Madu, Tengkawang, Kratom, Kopi: Komoditas Lokal, Peluang Global
Kalimantan Barat memiliki harta tersembunyi yang selama ini belum dimanfaatkan secara maksimal. Jika dilihat dari kacamata Hausmann, komoditas seperti madu hutan, tengkawang, kratom, kopi Liberika, dan karet alam adalah “pohon-pohon produk” yang bisa membawa kita ke jantung ruang kompleksitas ekonomi global asal diolah secara benar.
- Pertama, madu hutan Kalimantan adalah produk multifungsi. Selain sebagai pangan, ia berpotensi dikembangkan menjadi kosmetik organik, bahan antioksidan alami, bahkan biofarmaka. Jika dikelola hingga tahap produk jadi seperti infused honey, suplemen, atau skincare, maka PCI-nya akan melonjak tajam dibanding madu curah.

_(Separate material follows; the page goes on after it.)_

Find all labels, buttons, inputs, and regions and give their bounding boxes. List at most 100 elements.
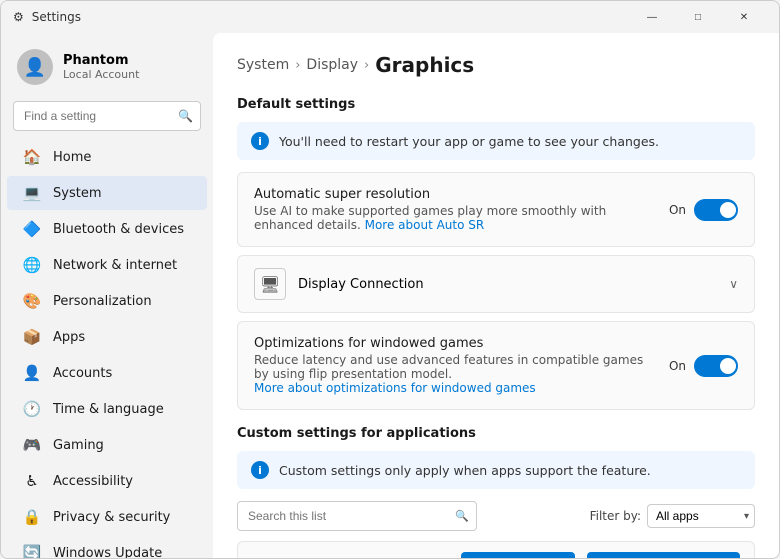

- Kedua, tengkawang (Borneo Butter) yang selama ini hanya diekspor dalam bentuk mentega mentah, memiliki nilai jual tinggi jika masuk ke industri kosmetik, pelembap kulit, atau bahan pelumas ramah lingkungan.
- Ketiga, kratom (Mitragyna speciosa), meskipun kontroversial, telah menjadi penyumbang devisa ekspor lokal secara informal. Jika disertifikasi dan dilegalkan secara hati-hati, ia bisa naik kelas menjadi produk wellness seperti teh relaksasi, kapsul herbal, atau essential oil.
- Keempat, kopi Liberika Kalbar adalah warisan sejarah dan budaya yang unik. Daya saingnya rendah jika hanya dijual sebagai green bean. Namun sebagai produk specialty coffee, cold brew, atau kopi kapsul dengan identitas geografis yang kuat, ia bisa menembus pasar global
- Terakhir, karet alam, jika diarahkan ke produk turunan seperti komponen otomotif, sepatu premium, hingga alat kesehatan, bisa membawa Kalbar masuk ke industri intermediate dan hilir yang lebih kompleks dan tahan krisis.
RCA Rendah, Tapi Potensial
Jika kita menggunakan Revealed Comparative Advantage (RCA) yaitu rasio keunggulan ekspor suatu negara dibanding dunia kita akan melihat gambaran serupa.
RCA Indonesia sangat tinggi pada produk mentah, namun pada produk bernilai tambah justru sangat rendah. Artinya, Indonesia belum benar-benar unggul dalam produk hilir karena volume ekspornya terlalu kecil dan belum konsisten.